Tien HC, Jung V, Rizoli SB, Acharya SV, MacDonald JC. 09(1). 65 - 68. (Previously Published)

Previously published in the Journal of the American College of Surgeons, Vol. 207, No. 2, August 2008. Republished in JSOM with permission of Elsevier.


Background: Tactical combat casualty care (TCCC) is a system of prehospital trauma care designed for the combat environment.

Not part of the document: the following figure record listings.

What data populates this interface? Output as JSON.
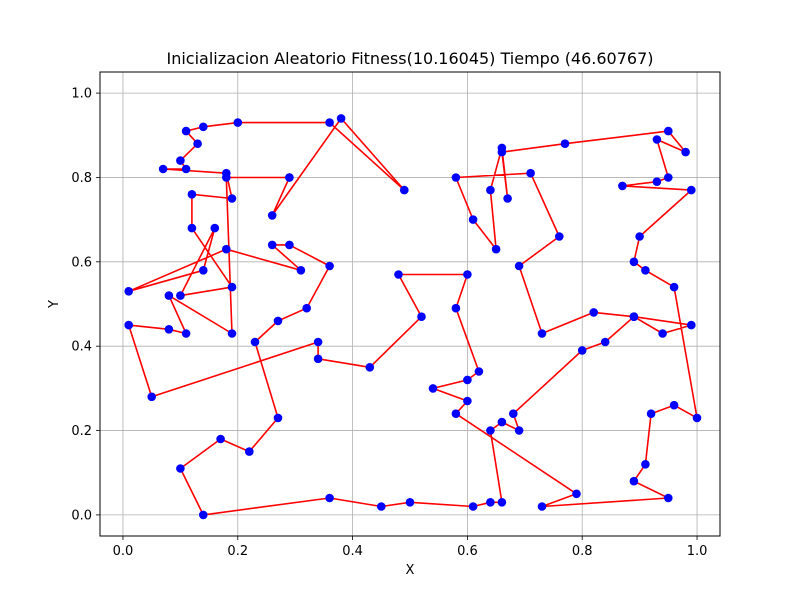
{
  "chart_data": {
    "type": "line",
    "title": "Inicializacion Aleatorio Fitness(10.16045) Tiempo (46.60767)",
    "xlabel": "X",
    "ylabel": "Y",
    "xlim": [
      -0.04,
      1.04
    ],
    "ylim": [
      -0.05,
      1.05
    ],
    "xticks": [
      "0.0",
      "0.2",
      "0.4",
      "0.6",
      "0.8",
      "1.0"
    ],
    "yticks": [
      "0.0",
      "0.2",
      "0.4",
      "0.6",
      "0.8",
      "1.0"
    ],
    "grid": true,
    "series": [
      {
        "line_color": "#ff0000",
        "marker_color": "#0000ff",
        "x": [
          0.29,
          0.26,
          0.38,
          0.49,
          0.36,
          0.2,
          0.14,
          0.11,
          0.13,
          0.1,
          0.11,
          0.07,
          0.18,
          0.19,
          0.12,
          0.12,
          0.19,
          0.1,
          0.16,
          0.14,
          0.01,
          0.18,
          0.31,
          0.26,
          0.29,
          0.36,
          0.32,
          0.27,
          0.23,
          0.27,
          0.22,
          0.17,
          0.1,
          0.14,
          0.36,
          0.45,
          0.5,
          0.61,
          0.64,
          0.66,
          0.64,
          0.66,
          0.69,
          0.68,
          0.8,
          0.84,
          0.89,
          0.99,
          0.94,
          0.89,
          0.82,
          0.73,
          0.69,
          0.76,
          0.71,
          0.58,
          0.61,
          0.65,
          0.64,
          0.66,
          0.67,
          0.66,
          0.77,
          0.95,
          0.98,
          0.93,
          0.95,
          0.93,
          0.87,
          0.99,
          0.9,
          0.89,
          0.91,
          0.96,
          1.0,
          0.96,
          0.92,
          0.91,
          0.89,
          0.95,
          0.73,
          0.79,
          0.58,
          0.6,
          0.54,
          0.6,
          0.62,
          0.58,
          0.6,
          0.48,
          0.52,
          0.43,
          0.34,
          0.34,
          0.05,
          0.01,
          0.08,
          0.11,
          0.08,
          0.19,
          0.18,
          0.29
        ],
        "y": [
          0.8,
          0.71,
          0.94,
          0.77,
          0.93,
          0.93,
          0.92,
          0.91,
          0.88,
          0.84,
          0.82,
          0.82,
          0.81,
          0.75,
          0.76,
          0.68,
          0.54,
          0.52,
          0.68,
          0.58,
          0.53,
          0.63,
          0.58,
          0.64,
          0.64,
          0.59,
          0.49,
          0.46,
          0.41,
          0.23,
          0.15,
          0.18,
          0.11,
          0.0,
          0.04,
          0.02,
          0.03,
          0.02,
          0.03,
          0.03,
          0.2,
          0.22,
          0.2,
          0.24,
          0.39,
          0.41,
          0.47,
          0.45,
          0.43,
          0.47,
          0.48,
          0.43,
          0.59,
          0.66,
          0.81,
          0.8,
          0.7,
          0.63,
          0.77,
          0.87,
          0.75,
          0.86,
          0.88,
          0.91,
          0.86,
          0.89,
          0.8,
          0.79,
          0.78,
          0.77,
          0.66,
          0.6,
          0.58,
          0.54,
          0.23,
          0.26,
          0.24,
          0.12,
          0.08,
          0.04,
          0.02,
          0.05,
          0.24,
          0.27,
          0.3,
          0.32,
          0.34,
          0.49,
          0.57,
          0.57,
          0.47,
          0.35,
          0.37,
          0.41,
          0.28,
          0.45,
          0.44,
          0.43,
          0.52,
          0.43,
          0.8,
          0.8
        ]
      }
    ]
  }
}
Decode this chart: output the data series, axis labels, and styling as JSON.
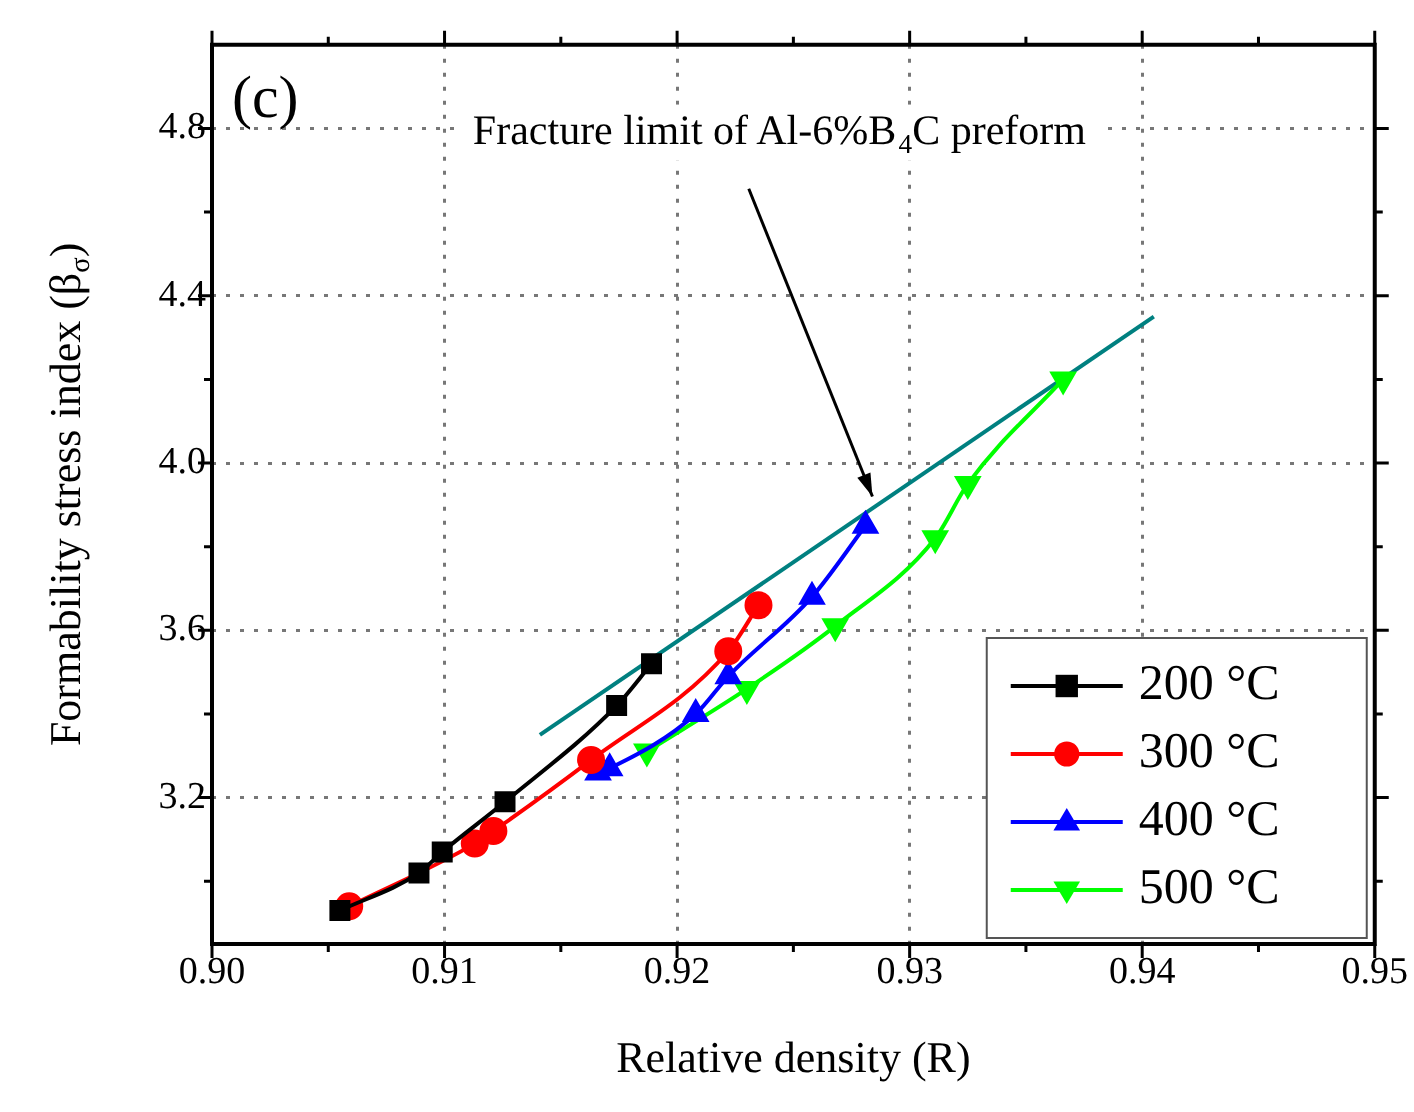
{
  "chart_data": {
    "type": "line",
    "xlabel": "Relative density (R)",
    "ylabel": "Formability stress index (β$_{σ}$)",
    "xlim": [
      0.9,
      0.95
    ],
    "ylim": [
      2.85,
      5.0
    ],
    "xticks": [
      {
        "value": 0.9,
        "label": "0.90"
      },
      {
        "value": 0.905,
        "label": null
      },
      {
        "value": 0.91,
        "label": "0.91"
      },
      {
        "value": 0.915,
        "label": null
      },
      {
        "value": 0.92,
        "label": "0.92"
      },
      {
        "value": 0.925,
        "label": null
      },
      {
        "value": 0.93,
        "label": "0.93"
      },
      {
        "value": 0.935,
        "label": null
      },
      {
        "value": 0.94,
        "label": "0.94"
      },
      {
        "value": 0.945,
        "label": null
      },
      {
        "value": 0.95,
        "label": "0.95"
      }
    ],
    "yticks": [
      {
        "value": 3.0,
        "label": null
      },
      {
        "value": 3.2,
        "label": "3.2"
      },
      {
        "value": 3.4,
        "label": null
      },
      {
        "value": 3.6,
        "label": "3.6"
      },
      {
        "value": 3.8,
        "label": null
      },
      {
        "value": 4.0,
        "label": "4.0"
      },
      {
        "value": 4.2,
        "label": null
      },
      {
        "value": 4.4,
        "label": "4.4"
      },
      {
        "value": 4.6,
        "label": null
      },
      {
        "value": 4.8,
        "label": "4.8"
      }
    ],
    "grid": true,
    "legend": "bottom right",
    "annotations": [
      "(c)",
      {
        "text": "Fracture limit of Al-6%B$_{4}$C preform",
        "x": 0.9284,
        "y": 3.92
      }
    ],
    "series": [
      {
        "name": "200 °C",
        "color": "#000000",
        "marker": "square",
        "x": [
          0.9055,
          0.9089,
          0.9099,
          0.9126,
          0.9174,
          0.9189
        ],
        "values": [
          2.93,
          3.02,
          3.07,
          3.19,
          3.42,
          3.52
        ]
      },
      {
        "name": "300 °C",
        "color": "#ff0000",
        "marker": "circle",
        "x": [
          0.9059,
          0.9113,
          0.9121,
          0.9163,
          0.9222,
          0.9235
        ],
        "values": [
          2.94,
          3.09,
          3.12,
          3.29,
          3.55,
          3.66
        ]
      },
      {
        "name": "400 °C",
        "color": "#0000ff",
        "marker": "triangle",
        "x": [
          0.9166,
          0.9171,
          0.9208,
          0.9222,
          0.9258,
          0.9281
        ],
        "values": [
          3.26,
          3.27,
          3.4,
          3.49,
          3.68,
          3.85
        ]
      },
      {
        "name": "500 °C",
        "color": "#00ff00",
        "marker": "triangle-down",
        "x": [
          0.9187,
          0.923,
          0.9268,
          0.9311,
          0.9325,
          0.9366
        ],
        "values": [
          3.31,
          3.46,
          3.61,
          3.82,
          3.95,
          4.2
        ]
      },
      {
        "type": "line",
        "color": "#008080",
        "marker": "none",
        "x": [
          0.9141,
          0.9405
        ],
        "values": [
          3.35,
          4.35
        ]
      }
    ]
  }
}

Although widely adopted, very few studies have reported on how TCCC interventions are actually delivered on the battlefield, from a quality of care perspective. Study Design: This was a prospective study of all trauma patients treated at the Role 3 multinational medical unit (MMU) at Kandahar Airfield Base from February 7, 2006 to May 30, 2006. Primary outcomes were whether or not two TCCC interventions were underused, overused, or misused. Interventions studied were needle decompression of tension pneumothoraces and tourniquet application for exsanguinating extremity injuries. Results: One hundred thirty-four trauma patients were treated at the Role 3 MMU during the study period. Six patients had eight tourniquets applied. Five tourniquets were applied to four patients appropriately and saved their lives. There was one case of misuse where a venous tourniquet was applied. There was one case of overuse where one patient had two tourniquets placed for 4 hours on extremities with no vascular injury. There were seven cases where needle decompression was underused: Seven patients presented with vital signs absent with no needle decompression. There was one case of overuse of needle decompression. There were seven cases of misuse where the patients were decompressed too medially. Conclusions: Tourniquets save lives. Needle decompression can save lives, but is usually performed in patients with multiple critical injuries. TCCC instructors must reinforce proper techniques and indications for each procedure to ensure that the quality of care provided to injured soldiers on the battlefield remains high.